Содержание

Эксперты Международной ассоциации по изучению боли дали ей следующее определение: «Боль — неприятное ощущение и эмоциональное переживание, связанное с реальным или возможным повреждением тканей или описываемое в терминах такого повреждения».

Отечественные исследователи боли к изучению ее феномена, социальной и биологической роли, клинического значения и проблем разработки адекватной терапии подошли с системных позиций (Анохин П.К. с соавт., Крыжановский Г.Н., 1980; Калюжный Л.В., 1984; Решетняк В.К., 1985; Яхно Н.Н., 1994; Алексеев В.В., Яхно Н.Н., 2001; Иваничев Г.А., 2004; Кукушкин М.Л., Хитров Н.К.,2004; Назаров В.М., Трошин В.Д., 2001, 2010).

Боль — интегративная функция организма, являющаяся отрицательной биологической потребностью, формирующая функциональную систему сохранения внутренней среды и покровных тканей. Условиями болевого (ноцицептивного) реагирования являются восприятие (рецепция), обработка (перцепция), а также эмоциональные, соматические и вегетативные, поведенческие, мнестические, когнитивные, эндокринные и другие расстройства.

В настоящее время предложено несколько классификаций боли (Алексеев В.В., Яхно Н.Н., 2001; Кукушкин М.Л., 2004; Иваничев Г.А., 2004).

Классификация онкоболи (первичная и вторичная):

  • 1. По патогенезу: неопластическая, паранеопластическая, метастатическая, психогенная, ятрогенная, коморбидная.
  • 2. По нейротопике:
    • • периферическая:
      • — соматическая поверхностная (при повреждении покровных тканей);
      • — соматическая глубокая (при повреждении мышц, суставов, костей);
      • — висцеральная (при повреждении внутренних органов);
    • • невропатическая (при повреждении периферических нервов);
    • • центральная, в том числе психогенная (при повреждении проводящих структур спинного мозга и центров болевого реагирования).

    3. По локализации: региональная, генерализованная, иррадиирующая, проводниковая.

  • 4. По интенсивности: слабовыраженная (легкая), средней степени выраженности (умеренная), выраженная (сильная).
  • 5. По субъективнойхарактеристике: гиперестезия, каузальгия, гиперпатия, аллодиния, невралгия, фантомный болевой синдром, болезненная анестезия, сенестопатия, комплексный (регионарный) болевой синдром.
  • 6. По продолжительности: острая (до 1–3 месяцев), хроническая (более 3 месяцев), алгическая.

Первичная боль сопровождается прежде всего фазическим (быстрым) сокращением мышцы, активацией рефлекторной, в том числе вегетативной деятельности, активацией метаболизма в месте нанесения ноцицептивного раздражителя выходом клеточных элементов за пределы кровеносного русла; т.е. активацией воспаления, увеличением микроциркуляции и в какой-то мере гипероксигенацией тканей.
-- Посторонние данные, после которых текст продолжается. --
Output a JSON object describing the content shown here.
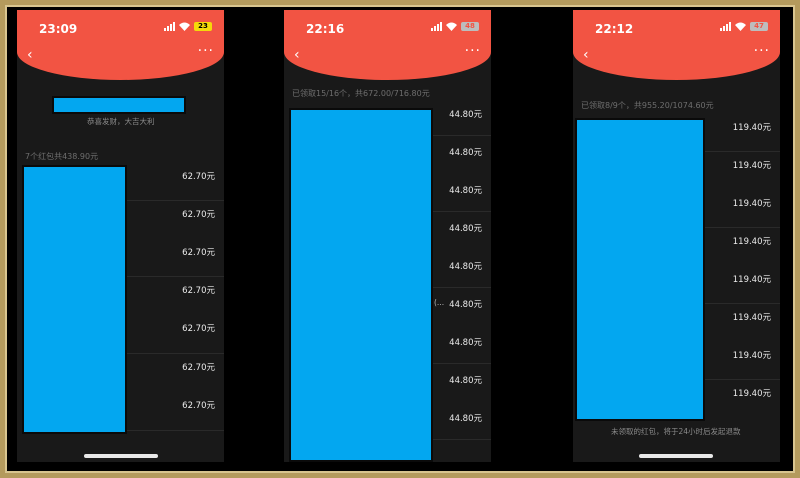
{
  "phones": [
    {
      "time": "23:09",
      "battery": "23",
      "greeting": "恭喜发财，大吉大利",
      "summary": "7个红包共438.90元",
      "amounts": [
        "62.70元",
        "62.70元",
        "62.70元",
        "62.70元",
        "62.70元",
        "62.70元",
        "62.70元"
      ]
    },
    {
      "time": "22:16",
      "battery": "48",
      "summary": "已领取15/16个，共672.00/716.80元",
      "amounts": [
        "44.80元",
        "44.80元",
        "44.80元",
        "44.80元",
        "44.80元",
        "44.80元",
        "44.80元",
        "44.80元",
        "44.80元"
      ],
      "side_note": "(..."
    },
    {
      "time": "22:12",
      "battery": "47",
      "summary": "已领取8/9个，共955.20/1074.60元",
      "amounts": [
        "119.40元",
        "119.40元",
        "119.40元",
        "119.40元",
        "119.40元",
        "119.40元",
        "119.40元",
        "119.40元"
      ],
      "footer": "未领取的红包，将于24小时后发起退款"
    }
  ],
  "nav": {
    "back": "‹",
    "more": "···"
  },
  "colors": {
    "header_red": "#f25443",
    "redaction_blue": "#03a7f0",
    "background": "#191919"
  }
}
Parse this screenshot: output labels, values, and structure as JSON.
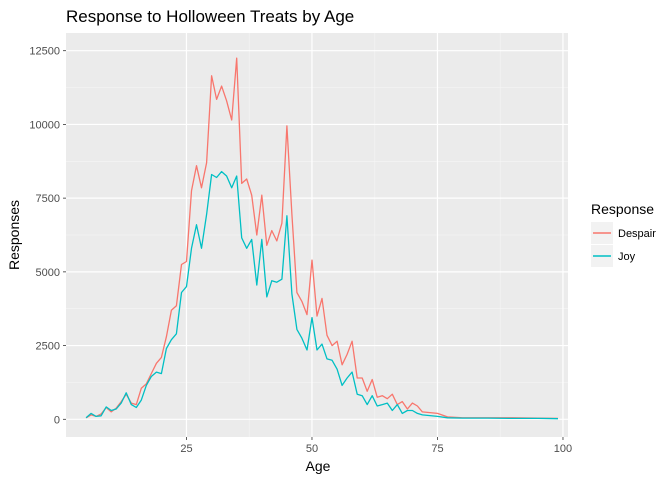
{
  "chart_data": {
    "type": "line",
    "title": "Response to Holloween Treats by Age",
    "xlabel": "Age",
    "ylabel": "Responses",
    "xlim": [
      1,
      101
    ],
    "ylim": [
      -600,
      13100
    ],
    "x_ticks": [
      25,
      50,
      75,
      100
    ],
    "x_tick_labels": [
      "25",
      "50",
      "75",
      "100"
    ],
    "y_ticks": [
      0,
      2500,
      5000,
      7500,
      10000,
      12500
    ],
    "y_tick_labels": [
      "0",
      "2500",
      "5000",
      "7500",
      "10000",
      "12500"
    ],
    "grid": true,
    "legend": {
      "title": "Response",
      "placement": "right"
    },
    "series": [
      {
        "name": "Despair",
        "color": "#f8766d",
        "x": [
          5,
          6,
          7,
          8,
          9,
          10,
          11,
          12,
          13,
          14,
          15,
          16,
          17,
          18,
          19,
          20,
          21,
          22,
          23,
          24,
          25,
          26,
          27,
          28,
          29,
          30,
          31,
          32,
          33,
          34,
          35,
          36,
          37,
          38,
          39,
          40,
          41,
          42,
          43,
          44,
          45,
          46,
          47,
          48,
          49,
          50,
          51,
          52,
          53,
          54,
          55,
          56,
          57,
          58,
          59,
          60,
          61,
          62,
          63,
          64,
          65,
          66,
          67,
          68,
          69,
          70,
          71,
          72,
          75,
          77,
          80,
          85,
          90,
          95,
          99
        ],
        "values": [
          50,
          150,
          100,
          180,
          400,
          250,
          380,
          600,
          850,
          550,
          500,
          1050,
          1200,
          1550,
          1900,
          2100,
          2800,
          3700,
          3850,
          5250,
          5350,
          7750,
          8600,
          7850,
          8700,
          11650,
          10850,
          11300,
          10800,
          10150,
          12250,
          8000,
          8150,
          7600,
          6250,
          7600,
          5900,
          6400,
          6050,
          6650,
          9950,
          6950,
          4300,
          4000,
          3550,
          5400,
          3500,
          4100,
          2850,
          2500,
          2650,
          1850,
          2200,
          2650,
          1400,
          1400,
          950,
          1350,
          750,
          800,
          700,
          850,
          500,
          600,
          350,
          550,
          450,
          250,
          200,
          80,
          50,
          50,
          50,
          40,
          30
        ]
      },
      {
        "name": "Joy",
        "color": "#00bfc4",
        "x": [
          5,
          6,
          7,
          8,
          9,
          10,
          11,
          12,
          13,
          14,
          15,
          16,
          17,
          18,
          19,
          20,
          21,
          22,
          23,
          24,
          25,
          26,
          27,
          28,
          29,
          30,
          31,
          32,
          33,
          34,
          35,
          36,
          37,
          38,
          39,
          40,
          41,
          42,
          43,
          44,
          45,
          46,
          47,
          48,
          49,
          50,
          51,
          52,
          53,
          54,
          55,
          56,
          57,
          58,
          59,
          60,
          61,
          62,
          63,
          64,
          65,
          66,
          67,
          68,
          69,
          70,
          71,
          72,
          75,
          77,
          80,
          85,
          90,
          95,
          99
        ],
        "values": [
          50,
          200,
          100,
          120,
          420,
          300,
          350,
          550,
          900,
          500,
          400,
          650,
          1150,
          1450,
          1600,
          1550,
          2400,
          2700,
          2900,
          4300,
          4500,
          5800,
          6600,
          5800,
          6950,
          8300,
          8200,
          8400,
          8250,
          7850,
          8250,
          6150,
          5800,
          6100,
          4550,
          6100,
          4150,
          4700,
          4650,
          4750,
          6900,
          4250,
          3050,
          2750,
          2350,
          3450,
          2350,
          2550,
          2050,
          2000,
          1700,
          1150,
          1400,
          1600,
          850,
          800,
          500,
          800,
          450,
          500,
          550,
          300,
          500,
          200,
          300,
          300,
          200,
          150,
          100,
          50,
          40,
          40,
          30,
          30,
          20
        ]
      }
    ]
  }
}
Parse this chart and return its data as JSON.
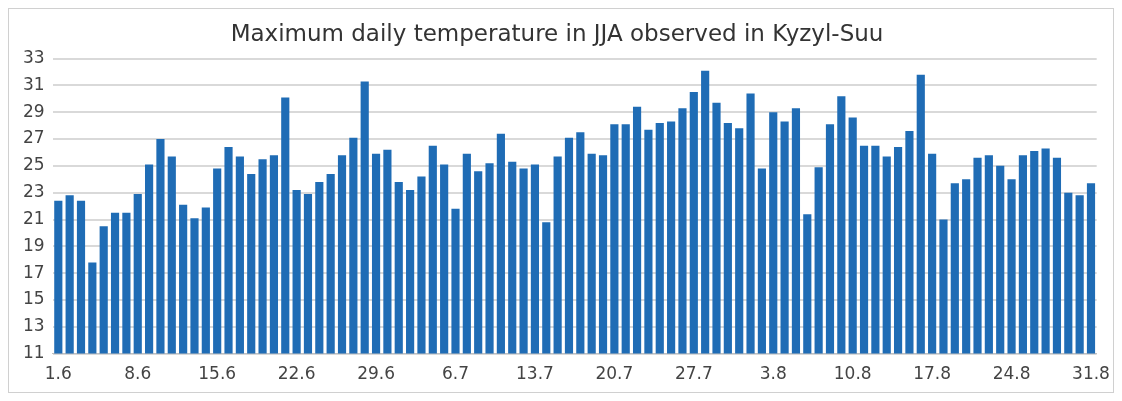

Таким образом, биологическое значение первичной боли заключается в защите организма. Вторичная боль, напротив, сопровождается тоническим напряжением мышцы, рассогласованием рефлекторной деятельности; активируется выход жидкой части крови (плазмы) за пределы кровеносного русла, что ведет к нарастанию тканевого отека, тканевого ацидоза, тем самым угнетается воспалительная активность, замедляется микроциркуляция, нарастает гипоксия тканей, задерживаются репаративные процессы. Естественно, что первичная и вторичная боль сопровождается не только местными, но и общими проявлениями. При первичной боли происходит активация соответствующих вегетативных, эндокринных, иммунных и других реакций — стадия тревоги и стресса по Г. Селье. Вторичная боль вызывает дисбаланс этих систем и синдромы их функционального дефицита — стадии «равновесия» и «истощения». Последнее положение демонстрирует ненужность и вредность вторичной боли. Однако вторичная боль обеспечивает отрицательную биологическую потребность, в результате которой формируется и активизируется физиологическая антиноцицептивная система (АНЦС). Вторичная боль — естественный активатор противоболевой защиты: боль нужна, чтобы с ней бороться.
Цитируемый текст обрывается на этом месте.